Limitations of this study include its observational nature and inability to control for unmeasured variables as well as changes to case logging methods over time.
In this 20 year review of ACGME case data, GSR overall LE revascularization experience has significantly declined, with a steep decline in open case volume and a low endovascular case volume that has not increased over time. VF demonstrates an upward trend in overall, open, and endovascular cases.

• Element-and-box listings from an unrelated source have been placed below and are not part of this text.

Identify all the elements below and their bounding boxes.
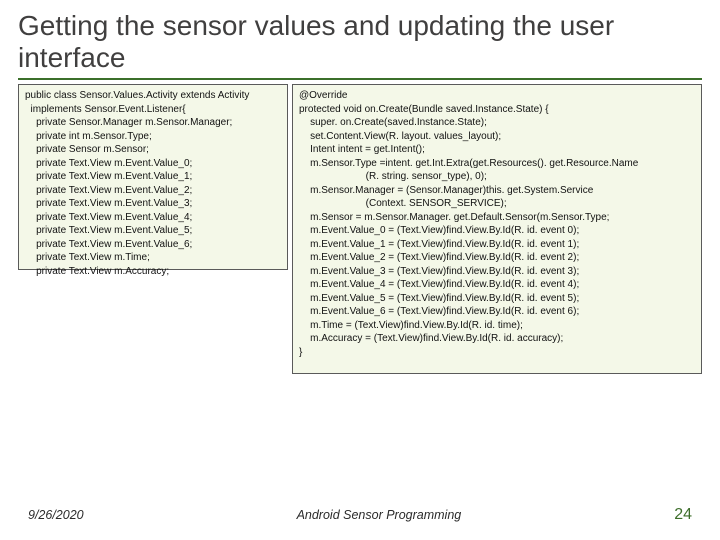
footer-date: 9/26/2020 [28,508,84,522]
footer-center: Android Sensor Programming [84,508,675,522]
slide-title: Getting the sensor values and updating t… [18,10,702,74]
code-columns: public class Sensor.Values.Activity exte… [18,84,702,374]
code-right: @Override protected void on.Create(Bundl… [292,84,702,374]
title-block: Getting the sensor values and updating t… [18,10,702,80]
footer-pageno: 24 [674,506,692,524]
code-left: public class Sensor.Values.Activity exte… [18,84,288,270]
footer: 9/26/2020 Android Sensor Programming 24 [0,506,720,524]
slide: Getting the sensor values and updating t… [0,0,720,540]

IVR case experience in all areas has remained stable since 2012, the first year of reported data. These trends suggest shifts in open LE revascularizations from GSR cases to VF without a corresponding shift in endovascular LE experience to GSR. These findings indicate that the decreasing number of lower extremity revascularizations must be utilized strategically for the benefit of multiple groups of surgical trainees. Furthermore, there is an unrealized opportunity for GSR to gain a more robust endovascular LE experience. Strategic changes to the general surgery curriculum and ACGME vascular requirements may aid in providing a vascular experience to GSR that is more reflective of modern-day vascular practice.